Читаем Холодные и теплые предметы полностью

Я не люблю поэзию. Я читаю только японцев, и то только потому, что японская поэзия похожа на прозу. В трех-пяти строках можно сказать то, на что у европейцев уходят сотни страниц. Я люблю японскую поэзию со школы, с того времени, когда стала парией. Тогда я сотни раз перечитывала танка, хокку, я и до сих пор их помню. Хокку запоминаются автоматически, как божественные скрижали. Даже сейчас мои губы шевелятся сами по себе, независимо от моего сознания.

Там, куда улетаетКрик предрассветной кукушки,Что там? – далекий остров.

Мне казалось, далекий остров – это заманчивая страна, тайна которой в том, что в ней живут по-другому. Как? Я не знала. Но лучше, это точно. Я сотни раз читала и сотни раз представляла далекую страну по-разному.

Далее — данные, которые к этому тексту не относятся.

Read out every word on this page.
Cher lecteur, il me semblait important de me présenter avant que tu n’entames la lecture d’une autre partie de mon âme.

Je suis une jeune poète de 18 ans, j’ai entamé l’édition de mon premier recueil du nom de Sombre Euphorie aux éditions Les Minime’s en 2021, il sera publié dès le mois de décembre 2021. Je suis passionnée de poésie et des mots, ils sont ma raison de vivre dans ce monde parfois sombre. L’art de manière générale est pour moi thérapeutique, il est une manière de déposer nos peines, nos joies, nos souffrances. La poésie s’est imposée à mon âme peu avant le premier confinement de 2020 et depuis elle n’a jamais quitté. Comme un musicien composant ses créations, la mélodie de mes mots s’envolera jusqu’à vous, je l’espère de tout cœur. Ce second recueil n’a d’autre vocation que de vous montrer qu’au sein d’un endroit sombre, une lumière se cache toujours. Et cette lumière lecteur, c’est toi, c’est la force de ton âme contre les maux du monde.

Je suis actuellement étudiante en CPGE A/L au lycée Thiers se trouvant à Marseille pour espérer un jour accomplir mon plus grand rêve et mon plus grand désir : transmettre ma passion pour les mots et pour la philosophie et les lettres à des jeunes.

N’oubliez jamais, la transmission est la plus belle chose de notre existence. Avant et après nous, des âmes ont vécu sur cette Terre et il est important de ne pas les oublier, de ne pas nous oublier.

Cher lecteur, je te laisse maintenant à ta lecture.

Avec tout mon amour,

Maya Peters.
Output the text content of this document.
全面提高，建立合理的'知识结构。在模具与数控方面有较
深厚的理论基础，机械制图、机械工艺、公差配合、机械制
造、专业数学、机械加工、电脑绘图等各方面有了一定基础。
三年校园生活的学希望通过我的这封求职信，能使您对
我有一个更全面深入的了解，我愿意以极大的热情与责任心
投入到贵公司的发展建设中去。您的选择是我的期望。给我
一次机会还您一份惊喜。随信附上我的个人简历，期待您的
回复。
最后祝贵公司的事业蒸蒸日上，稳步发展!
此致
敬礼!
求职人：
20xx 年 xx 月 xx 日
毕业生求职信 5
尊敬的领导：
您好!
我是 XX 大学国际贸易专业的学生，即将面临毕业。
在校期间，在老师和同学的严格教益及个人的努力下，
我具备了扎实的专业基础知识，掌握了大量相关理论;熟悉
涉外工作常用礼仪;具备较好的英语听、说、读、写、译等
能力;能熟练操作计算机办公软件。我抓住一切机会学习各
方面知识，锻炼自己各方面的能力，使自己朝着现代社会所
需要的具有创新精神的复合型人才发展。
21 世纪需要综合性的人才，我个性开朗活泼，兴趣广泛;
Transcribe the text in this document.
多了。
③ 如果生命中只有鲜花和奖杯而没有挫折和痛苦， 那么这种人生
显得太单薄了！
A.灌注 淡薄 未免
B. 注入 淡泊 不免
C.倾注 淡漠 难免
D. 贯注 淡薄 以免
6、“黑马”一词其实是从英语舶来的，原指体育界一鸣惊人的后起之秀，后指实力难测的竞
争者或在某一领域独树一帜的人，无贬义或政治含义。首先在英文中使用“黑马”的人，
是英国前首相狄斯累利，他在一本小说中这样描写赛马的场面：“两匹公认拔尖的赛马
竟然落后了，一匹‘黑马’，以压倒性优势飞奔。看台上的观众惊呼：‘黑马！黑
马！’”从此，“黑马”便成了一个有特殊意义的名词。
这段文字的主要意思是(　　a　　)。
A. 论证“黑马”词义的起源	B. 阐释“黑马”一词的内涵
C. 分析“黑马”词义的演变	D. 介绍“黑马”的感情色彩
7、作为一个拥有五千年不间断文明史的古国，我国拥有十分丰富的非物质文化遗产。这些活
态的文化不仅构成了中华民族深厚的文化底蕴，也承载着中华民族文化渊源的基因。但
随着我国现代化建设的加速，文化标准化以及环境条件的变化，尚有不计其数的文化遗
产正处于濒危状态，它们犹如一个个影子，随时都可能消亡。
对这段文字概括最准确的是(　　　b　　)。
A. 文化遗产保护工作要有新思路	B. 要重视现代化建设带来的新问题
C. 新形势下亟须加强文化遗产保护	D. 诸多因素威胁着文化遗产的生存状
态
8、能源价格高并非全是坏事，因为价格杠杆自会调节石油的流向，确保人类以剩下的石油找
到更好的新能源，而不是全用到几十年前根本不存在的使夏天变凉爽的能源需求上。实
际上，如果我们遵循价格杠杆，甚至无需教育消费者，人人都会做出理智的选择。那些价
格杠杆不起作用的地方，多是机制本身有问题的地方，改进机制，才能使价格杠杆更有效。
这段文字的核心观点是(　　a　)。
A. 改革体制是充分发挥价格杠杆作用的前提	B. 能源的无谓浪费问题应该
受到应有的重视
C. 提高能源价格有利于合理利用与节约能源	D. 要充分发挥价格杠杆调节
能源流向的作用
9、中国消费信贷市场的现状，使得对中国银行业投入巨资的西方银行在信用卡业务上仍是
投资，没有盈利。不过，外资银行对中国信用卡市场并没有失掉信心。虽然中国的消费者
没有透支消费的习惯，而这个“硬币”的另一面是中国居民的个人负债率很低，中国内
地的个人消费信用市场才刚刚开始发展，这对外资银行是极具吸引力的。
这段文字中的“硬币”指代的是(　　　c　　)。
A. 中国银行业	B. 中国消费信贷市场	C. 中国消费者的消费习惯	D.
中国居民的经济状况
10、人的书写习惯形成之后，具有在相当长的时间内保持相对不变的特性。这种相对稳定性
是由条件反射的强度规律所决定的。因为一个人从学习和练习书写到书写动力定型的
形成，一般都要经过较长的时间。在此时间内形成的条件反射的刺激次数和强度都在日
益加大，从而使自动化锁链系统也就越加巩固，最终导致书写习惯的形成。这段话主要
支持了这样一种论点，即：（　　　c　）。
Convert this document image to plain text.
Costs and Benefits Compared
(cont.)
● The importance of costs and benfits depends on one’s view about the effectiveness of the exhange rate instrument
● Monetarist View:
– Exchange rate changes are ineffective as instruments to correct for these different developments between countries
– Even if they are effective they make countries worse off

В своем воображении я всегда в нее попадала. И всегда становилась счастливой.

Намного позже я узнала: плач кукушки в японской классической поэзии символизирует тоску по возлюбленному. Я была разочарована. Смешно! Но я тогда никого не любила. Сейчас от плача кукушки мне не по себе. В наших местах кукушка отмеряет срок жизни.

Сейчас. В данный момент. Я не знаю, что случилось с далеким островом. Я не знаю, что на нем происходит. Не знаю и знать не хочу.

У меня есть свой остров, он рядом, и его зовут Димитрий. Он угадывает, что я хочу, знает, что я хочу, и дает мне то, что я хочу. У него прекрасная интуиция и три капли мозга. Он знает обо мне то, что новому человеку постыдишься сказать. Он знает обо мне то, что не знает никто. Он меня понимает и не требует ничего особенного. Никаких сверхусилий. Разве не каждая женщина этого желает?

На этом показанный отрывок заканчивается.